The building will be named The Grand, after the name of the street that bisects the triangle, and it will be the fifth of seven apartment buildings proposed by the Hammels.

The Grand will have 70 apartments in an 84,089-square-foot, six-story structure, with 30 studios and 40 one-bedroom apartments, including several units with balconies. The ground floor lounge will have an entertainment center, fireplace and pool table. A rooftop area will include a fire pit, media center, grilling station and sun bathing stations.

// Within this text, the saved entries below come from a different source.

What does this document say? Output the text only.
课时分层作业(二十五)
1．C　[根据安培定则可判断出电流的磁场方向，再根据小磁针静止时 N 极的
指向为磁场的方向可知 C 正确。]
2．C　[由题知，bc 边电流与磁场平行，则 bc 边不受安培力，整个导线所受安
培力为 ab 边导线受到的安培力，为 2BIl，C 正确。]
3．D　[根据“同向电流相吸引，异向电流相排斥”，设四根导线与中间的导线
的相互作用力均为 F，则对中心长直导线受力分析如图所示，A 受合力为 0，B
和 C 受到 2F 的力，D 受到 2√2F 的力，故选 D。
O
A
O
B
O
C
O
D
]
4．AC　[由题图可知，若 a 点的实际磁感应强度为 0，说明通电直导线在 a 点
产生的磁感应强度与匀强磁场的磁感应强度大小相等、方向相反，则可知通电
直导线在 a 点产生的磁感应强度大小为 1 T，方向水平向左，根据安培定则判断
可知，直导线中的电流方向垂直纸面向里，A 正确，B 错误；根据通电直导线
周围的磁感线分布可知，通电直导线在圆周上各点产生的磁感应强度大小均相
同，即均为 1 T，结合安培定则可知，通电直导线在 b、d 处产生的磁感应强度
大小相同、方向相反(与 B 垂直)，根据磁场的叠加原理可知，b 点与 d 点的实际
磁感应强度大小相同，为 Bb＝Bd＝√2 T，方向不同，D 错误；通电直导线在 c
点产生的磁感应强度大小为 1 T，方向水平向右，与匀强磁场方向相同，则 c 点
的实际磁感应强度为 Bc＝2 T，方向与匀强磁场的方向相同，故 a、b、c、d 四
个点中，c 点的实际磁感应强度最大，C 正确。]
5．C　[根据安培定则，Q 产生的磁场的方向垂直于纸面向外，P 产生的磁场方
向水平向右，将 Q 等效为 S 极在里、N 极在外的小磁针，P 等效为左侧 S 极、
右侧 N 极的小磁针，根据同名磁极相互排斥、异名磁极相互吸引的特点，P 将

Tenants will have use of a fitness center, bicycle storage and electric car charging stations.

The 575-square-foot studios are projected to rent for $1,875 to $1,925. One-bedroom, 800-square-foot apartments will rent for $2,200 to $2,300. Seven studios will be leased to tenants who make no more than 80 percent of the area’s median income, for $1,393 a month.

The National Development Council, a consultant that analyzes proposed projects for the IDA, advised the board that the tax incentives are necessary.

“But for the proposed financial incentive package,” NDC said in a report, “the development is not considered financially feasible, as the developer would not be able to generate enough financial returns to attract the necessary equity.”

The IDA approved a sales tax exemption of $545,840, a mortgage recording tax exemption of $154,392, and a 20-year tax abatement deal that will save the developer $2,144,572 on property taxes.

The developer will pay more than $3.3 million in property taxes over 20 years. That will add nearly $2.5 million in tax revenues, assuming that the property was developed and taxes were frozen at $42,876 a year.

NDC calculated that the project will produce a net public benefit of nearly $1.9 million. That includes one-time payments of $554,560 to a community benefit fund, allowing the developer to add two stories to the structure, and $190,132 to a fair share mitigation infrastructure fund.

The project also will have removed five worn out residential buildings, NDC reported, and create 40 construction jobs and two fulltime and three part-time permanent jobs.

The project is being developed by Luxuria NR LLC, an affiliate of the Hammels’ ELD Properties.

The IDA previously approved tax incentives for the Hammel, in 2011, Hammel II, 2015, The Millenia, 2016, and NewRo Studios, 2017. When The Grand opens, the developers will have added 319 apartments.

Construction could begin by the end of the year.